What is Divergence?

08.18.10

I’m sorry for the very rough writing here but I need to get this out of my system (will refine soon). In the early day of the web, development was a mess. Everything was intertwined and jumbled. HTML, Styles, and JavaScript lived together.

Part OneWhy we need divergence.

Because of this mess a few creative practitioners taught us to separate our content, presentation and behaviors. But, this ideal paradigm is incapable of fulfilling the needs of the web today.

So along came what I will call divergence; or convergence if you look at it from another perspective. Divergence in web development is the braking apart semantics, presentation, and behavior. However, it is not complete separation of the layers.

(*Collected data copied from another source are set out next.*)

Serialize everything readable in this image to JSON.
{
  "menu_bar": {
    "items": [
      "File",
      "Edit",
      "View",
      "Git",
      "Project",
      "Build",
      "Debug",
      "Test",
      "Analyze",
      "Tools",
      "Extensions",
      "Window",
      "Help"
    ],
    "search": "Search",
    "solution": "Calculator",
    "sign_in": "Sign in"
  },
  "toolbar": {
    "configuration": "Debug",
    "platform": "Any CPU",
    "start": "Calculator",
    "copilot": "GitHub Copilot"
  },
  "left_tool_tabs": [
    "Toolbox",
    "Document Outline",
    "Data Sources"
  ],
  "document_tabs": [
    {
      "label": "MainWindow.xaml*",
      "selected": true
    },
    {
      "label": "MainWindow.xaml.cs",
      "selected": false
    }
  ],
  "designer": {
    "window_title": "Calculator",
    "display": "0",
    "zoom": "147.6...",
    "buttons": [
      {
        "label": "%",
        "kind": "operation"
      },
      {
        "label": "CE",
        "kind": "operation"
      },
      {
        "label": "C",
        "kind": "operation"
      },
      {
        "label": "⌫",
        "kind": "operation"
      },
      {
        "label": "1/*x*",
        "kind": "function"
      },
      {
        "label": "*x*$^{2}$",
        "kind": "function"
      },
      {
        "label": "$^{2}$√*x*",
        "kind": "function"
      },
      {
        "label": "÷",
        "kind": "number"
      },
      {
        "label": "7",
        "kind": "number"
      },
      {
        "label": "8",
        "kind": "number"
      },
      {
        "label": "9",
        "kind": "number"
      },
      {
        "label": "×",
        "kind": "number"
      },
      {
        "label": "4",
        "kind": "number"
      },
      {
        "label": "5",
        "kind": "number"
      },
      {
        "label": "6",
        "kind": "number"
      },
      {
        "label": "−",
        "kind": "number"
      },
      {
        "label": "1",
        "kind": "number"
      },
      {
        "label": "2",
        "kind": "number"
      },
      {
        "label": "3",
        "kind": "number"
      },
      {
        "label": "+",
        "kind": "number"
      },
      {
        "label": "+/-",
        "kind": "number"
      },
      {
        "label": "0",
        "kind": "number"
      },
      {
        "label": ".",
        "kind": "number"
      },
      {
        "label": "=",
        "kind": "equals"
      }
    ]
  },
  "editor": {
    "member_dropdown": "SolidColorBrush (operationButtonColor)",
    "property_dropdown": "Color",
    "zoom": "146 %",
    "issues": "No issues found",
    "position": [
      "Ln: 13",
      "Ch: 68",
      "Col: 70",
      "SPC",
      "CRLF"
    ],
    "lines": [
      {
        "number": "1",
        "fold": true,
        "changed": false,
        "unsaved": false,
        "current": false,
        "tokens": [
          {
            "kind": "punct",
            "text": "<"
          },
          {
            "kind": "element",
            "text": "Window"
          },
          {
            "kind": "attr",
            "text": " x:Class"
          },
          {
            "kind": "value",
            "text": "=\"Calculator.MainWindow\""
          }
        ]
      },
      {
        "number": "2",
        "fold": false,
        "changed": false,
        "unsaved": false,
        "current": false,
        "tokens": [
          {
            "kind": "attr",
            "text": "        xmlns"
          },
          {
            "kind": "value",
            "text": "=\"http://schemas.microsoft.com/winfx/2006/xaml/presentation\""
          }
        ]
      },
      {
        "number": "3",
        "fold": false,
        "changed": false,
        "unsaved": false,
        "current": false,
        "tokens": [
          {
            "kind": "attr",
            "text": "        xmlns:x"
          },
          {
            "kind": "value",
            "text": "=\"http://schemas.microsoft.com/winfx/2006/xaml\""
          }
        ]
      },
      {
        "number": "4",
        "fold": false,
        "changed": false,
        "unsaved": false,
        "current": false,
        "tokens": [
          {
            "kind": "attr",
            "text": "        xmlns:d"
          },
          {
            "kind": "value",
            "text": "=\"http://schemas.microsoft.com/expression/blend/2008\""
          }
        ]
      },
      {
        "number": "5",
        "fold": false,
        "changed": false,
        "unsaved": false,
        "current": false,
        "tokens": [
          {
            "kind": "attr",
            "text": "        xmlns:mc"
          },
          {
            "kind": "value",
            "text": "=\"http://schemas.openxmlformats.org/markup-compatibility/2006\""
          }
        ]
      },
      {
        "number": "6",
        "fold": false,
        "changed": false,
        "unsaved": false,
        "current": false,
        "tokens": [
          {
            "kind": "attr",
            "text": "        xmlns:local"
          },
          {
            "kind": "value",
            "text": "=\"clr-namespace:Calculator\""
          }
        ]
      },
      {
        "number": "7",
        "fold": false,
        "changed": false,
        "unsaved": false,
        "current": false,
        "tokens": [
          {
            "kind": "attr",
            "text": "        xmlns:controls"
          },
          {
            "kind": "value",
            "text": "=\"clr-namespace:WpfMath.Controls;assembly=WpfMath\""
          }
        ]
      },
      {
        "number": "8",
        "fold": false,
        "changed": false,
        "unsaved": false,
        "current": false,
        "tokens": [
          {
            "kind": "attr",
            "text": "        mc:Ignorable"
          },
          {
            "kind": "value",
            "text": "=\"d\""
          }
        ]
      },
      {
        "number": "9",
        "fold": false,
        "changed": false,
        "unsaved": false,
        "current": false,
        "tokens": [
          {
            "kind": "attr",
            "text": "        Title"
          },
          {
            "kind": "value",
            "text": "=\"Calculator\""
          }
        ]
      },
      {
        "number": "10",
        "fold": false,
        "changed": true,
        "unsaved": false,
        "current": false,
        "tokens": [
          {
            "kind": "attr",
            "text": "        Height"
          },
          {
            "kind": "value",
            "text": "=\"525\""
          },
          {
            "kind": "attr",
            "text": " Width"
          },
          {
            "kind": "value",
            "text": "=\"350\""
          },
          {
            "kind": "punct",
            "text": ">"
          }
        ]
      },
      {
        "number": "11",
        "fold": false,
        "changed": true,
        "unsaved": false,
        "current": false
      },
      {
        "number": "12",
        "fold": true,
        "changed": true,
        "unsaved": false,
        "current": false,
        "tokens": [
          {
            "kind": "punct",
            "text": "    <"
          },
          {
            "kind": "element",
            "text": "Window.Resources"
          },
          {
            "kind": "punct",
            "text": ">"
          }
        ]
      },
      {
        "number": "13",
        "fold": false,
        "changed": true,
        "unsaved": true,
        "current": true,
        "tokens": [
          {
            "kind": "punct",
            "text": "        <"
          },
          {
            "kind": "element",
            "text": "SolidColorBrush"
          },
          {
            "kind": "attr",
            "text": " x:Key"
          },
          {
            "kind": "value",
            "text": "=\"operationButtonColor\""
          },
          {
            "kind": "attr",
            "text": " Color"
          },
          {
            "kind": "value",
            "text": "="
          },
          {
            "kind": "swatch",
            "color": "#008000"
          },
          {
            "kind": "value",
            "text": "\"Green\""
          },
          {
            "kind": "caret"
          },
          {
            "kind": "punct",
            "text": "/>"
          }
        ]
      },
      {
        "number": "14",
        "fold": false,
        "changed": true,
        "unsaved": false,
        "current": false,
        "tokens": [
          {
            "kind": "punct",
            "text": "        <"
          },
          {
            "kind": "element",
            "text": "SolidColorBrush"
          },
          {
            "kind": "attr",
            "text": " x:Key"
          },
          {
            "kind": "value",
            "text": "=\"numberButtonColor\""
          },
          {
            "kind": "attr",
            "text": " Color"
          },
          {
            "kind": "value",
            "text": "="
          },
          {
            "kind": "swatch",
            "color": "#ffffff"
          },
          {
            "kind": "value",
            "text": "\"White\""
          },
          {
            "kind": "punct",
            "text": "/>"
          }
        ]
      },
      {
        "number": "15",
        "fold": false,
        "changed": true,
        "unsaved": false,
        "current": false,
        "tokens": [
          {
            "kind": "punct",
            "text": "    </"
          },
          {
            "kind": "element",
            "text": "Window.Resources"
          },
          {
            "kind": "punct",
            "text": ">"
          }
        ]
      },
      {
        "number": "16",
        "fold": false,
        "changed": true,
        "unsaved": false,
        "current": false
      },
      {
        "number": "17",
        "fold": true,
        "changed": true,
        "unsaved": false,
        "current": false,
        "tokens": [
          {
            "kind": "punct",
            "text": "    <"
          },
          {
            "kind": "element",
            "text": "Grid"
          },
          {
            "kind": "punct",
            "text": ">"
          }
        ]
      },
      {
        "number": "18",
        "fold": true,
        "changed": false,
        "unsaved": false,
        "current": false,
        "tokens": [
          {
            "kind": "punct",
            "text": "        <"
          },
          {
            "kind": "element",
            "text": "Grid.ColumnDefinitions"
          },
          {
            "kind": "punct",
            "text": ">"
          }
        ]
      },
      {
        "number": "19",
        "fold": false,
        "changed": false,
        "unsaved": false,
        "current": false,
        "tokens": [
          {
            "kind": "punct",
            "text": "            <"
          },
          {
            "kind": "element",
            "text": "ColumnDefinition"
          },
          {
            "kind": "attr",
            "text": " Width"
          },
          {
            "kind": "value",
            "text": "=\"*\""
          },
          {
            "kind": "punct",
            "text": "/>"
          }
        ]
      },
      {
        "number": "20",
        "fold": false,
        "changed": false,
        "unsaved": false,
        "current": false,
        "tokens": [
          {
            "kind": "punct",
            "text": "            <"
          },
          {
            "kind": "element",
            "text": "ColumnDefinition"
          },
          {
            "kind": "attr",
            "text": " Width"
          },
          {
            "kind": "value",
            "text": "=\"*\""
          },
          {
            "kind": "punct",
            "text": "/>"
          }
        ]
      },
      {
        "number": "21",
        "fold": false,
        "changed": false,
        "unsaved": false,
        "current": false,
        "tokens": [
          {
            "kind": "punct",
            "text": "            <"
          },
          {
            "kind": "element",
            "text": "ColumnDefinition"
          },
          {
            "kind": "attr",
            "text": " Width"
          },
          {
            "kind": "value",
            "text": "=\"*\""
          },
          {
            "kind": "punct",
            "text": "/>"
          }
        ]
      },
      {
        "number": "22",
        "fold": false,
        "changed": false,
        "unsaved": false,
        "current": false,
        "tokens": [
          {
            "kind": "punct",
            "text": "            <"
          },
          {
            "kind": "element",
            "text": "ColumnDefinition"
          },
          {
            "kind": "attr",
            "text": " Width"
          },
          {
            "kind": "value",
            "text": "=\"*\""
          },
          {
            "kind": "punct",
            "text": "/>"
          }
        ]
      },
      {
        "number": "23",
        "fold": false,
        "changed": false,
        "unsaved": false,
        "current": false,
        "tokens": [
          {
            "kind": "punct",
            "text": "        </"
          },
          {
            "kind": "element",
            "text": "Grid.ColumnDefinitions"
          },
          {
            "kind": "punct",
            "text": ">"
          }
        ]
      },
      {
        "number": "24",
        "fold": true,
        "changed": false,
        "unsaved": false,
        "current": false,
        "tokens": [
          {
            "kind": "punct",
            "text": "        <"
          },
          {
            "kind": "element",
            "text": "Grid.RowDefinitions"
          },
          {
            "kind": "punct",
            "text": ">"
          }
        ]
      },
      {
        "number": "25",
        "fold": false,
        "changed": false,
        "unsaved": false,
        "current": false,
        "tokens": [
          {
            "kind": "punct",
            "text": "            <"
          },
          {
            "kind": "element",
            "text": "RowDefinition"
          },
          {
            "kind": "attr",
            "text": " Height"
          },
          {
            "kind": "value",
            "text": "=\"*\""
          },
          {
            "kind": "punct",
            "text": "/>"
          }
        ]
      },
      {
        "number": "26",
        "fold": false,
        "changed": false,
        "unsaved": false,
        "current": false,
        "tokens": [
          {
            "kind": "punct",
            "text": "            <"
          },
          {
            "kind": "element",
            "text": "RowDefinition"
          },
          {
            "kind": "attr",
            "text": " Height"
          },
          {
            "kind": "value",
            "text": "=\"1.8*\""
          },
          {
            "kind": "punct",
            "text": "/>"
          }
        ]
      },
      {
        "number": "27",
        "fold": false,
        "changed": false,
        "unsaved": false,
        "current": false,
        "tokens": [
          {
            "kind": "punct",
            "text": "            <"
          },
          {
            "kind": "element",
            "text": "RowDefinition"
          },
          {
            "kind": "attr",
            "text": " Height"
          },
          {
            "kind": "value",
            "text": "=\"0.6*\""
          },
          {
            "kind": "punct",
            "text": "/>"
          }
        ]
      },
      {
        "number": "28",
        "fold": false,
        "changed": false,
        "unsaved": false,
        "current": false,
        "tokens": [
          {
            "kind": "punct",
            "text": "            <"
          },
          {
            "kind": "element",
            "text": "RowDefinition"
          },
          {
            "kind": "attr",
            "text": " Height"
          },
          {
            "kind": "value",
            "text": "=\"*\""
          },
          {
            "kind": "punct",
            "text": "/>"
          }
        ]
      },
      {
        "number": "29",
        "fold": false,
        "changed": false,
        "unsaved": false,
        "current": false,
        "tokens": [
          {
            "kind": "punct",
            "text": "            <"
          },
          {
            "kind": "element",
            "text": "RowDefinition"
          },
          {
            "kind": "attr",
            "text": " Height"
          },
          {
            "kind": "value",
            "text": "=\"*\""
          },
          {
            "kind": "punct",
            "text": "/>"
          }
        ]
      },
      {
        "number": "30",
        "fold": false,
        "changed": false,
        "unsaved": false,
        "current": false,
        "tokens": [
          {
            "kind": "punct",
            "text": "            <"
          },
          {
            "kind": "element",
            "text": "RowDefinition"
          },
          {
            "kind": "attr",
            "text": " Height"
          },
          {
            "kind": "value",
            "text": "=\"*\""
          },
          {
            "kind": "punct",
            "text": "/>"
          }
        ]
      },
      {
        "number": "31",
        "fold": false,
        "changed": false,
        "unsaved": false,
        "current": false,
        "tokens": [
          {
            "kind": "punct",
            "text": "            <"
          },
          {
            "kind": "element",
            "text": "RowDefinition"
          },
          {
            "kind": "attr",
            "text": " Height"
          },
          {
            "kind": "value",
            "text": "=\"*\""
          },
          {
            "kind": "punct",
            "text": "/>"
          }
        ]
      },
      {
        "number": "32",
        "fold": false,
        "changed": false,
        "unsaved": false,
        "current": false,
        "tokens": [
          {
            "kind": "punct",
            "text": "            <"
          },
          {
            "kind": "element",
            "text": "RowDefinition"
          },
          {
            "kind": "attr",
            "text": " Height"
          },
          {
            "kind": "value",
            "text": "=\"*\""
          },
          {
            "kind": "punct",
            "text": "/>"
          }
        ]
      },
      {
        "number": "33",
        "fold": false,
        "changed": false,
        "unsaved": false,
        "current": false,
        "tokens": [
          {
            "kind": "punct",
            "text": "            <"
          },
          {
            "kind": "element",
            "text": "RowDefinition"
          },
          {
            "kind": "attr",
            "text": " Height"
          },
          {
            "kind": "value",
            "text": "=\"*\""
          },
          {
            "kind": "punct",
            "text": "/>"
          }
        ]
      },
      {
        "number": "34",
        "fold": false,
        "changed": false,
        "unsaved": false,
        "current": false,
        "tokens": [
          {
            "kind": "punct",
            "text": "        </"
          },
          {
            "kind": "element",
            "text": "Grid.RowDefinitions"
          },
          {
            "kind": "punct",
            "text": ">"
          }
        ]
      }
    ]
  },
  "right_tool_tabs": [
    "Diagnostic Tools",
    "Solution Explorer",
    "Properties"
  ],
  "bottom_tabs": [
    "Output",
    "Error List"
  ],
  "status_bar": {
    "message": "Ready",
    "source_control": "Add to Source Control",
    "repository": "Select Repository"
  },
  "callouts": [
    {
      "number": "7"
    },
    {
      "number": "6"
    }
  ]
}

In divergence you can use presentation with semantics, as long as it’s semantic (not likely to happen because presentation is rarely semantic).  And, you can use behavior within semantics as long as it’s semantic. And, you can use behavior within presentation as long as it’s presentational.

This is basically a conditional AND, not OR, statement versus the boolean ideals behind separation.

For example, in HTML5 we have type=”email”. Attached to this semantic value is form validation, or a behavior; it’s ok to use under divergence.

This is true because the value email is semantic when in use and the behavior supports its semantics. However, if we were to use the font tag we would not be diverging because the font tag is not semantic and presentational, it is only presentational. And, so, we diverge font styling into our CSS only.

If we want to apply JavaScript to our HTML we can’t add it into the HTML body because it is not semantic and behavioral. The JavaScript would need to diverge. And, if we wanted to use behavior within CSS, our presentation, it needs to be both presentational and behavioral.

Under this methodology we keep our semantics, presentation, and behaviors intact while working with new technologies.

More to come later…

4 Responses

  1. Sam Edwards says:

    I like your venn diagram a lot. It helps communicate the ideas you mention as well as the current state of web development. I don’t think we’re headed in the wrong direction though. I think it’s always been the responsibility of a developer to draw lines of separation for logic/presentation/content. It does stink that we have to constantly re-define the lines but it’s absolutely essential to separate these layers in order to create maintainable/flexible/understandable sites.

  2. Kevin says:

    Thanks,

    It has been our roll to draw the line for a long time and I feel like we have simply been blurring lines instead of redefining what works best.

  3. Hoping you’re planning to write more on this subject/idea. It feels like you’ve got more (possibly a lot more) to say…

  4. Kevin says:

    Man, I’m really pumped about it. I’m going to try and submit an article to alistapart.com on the topic. This, if I’m right, will change how we design websites.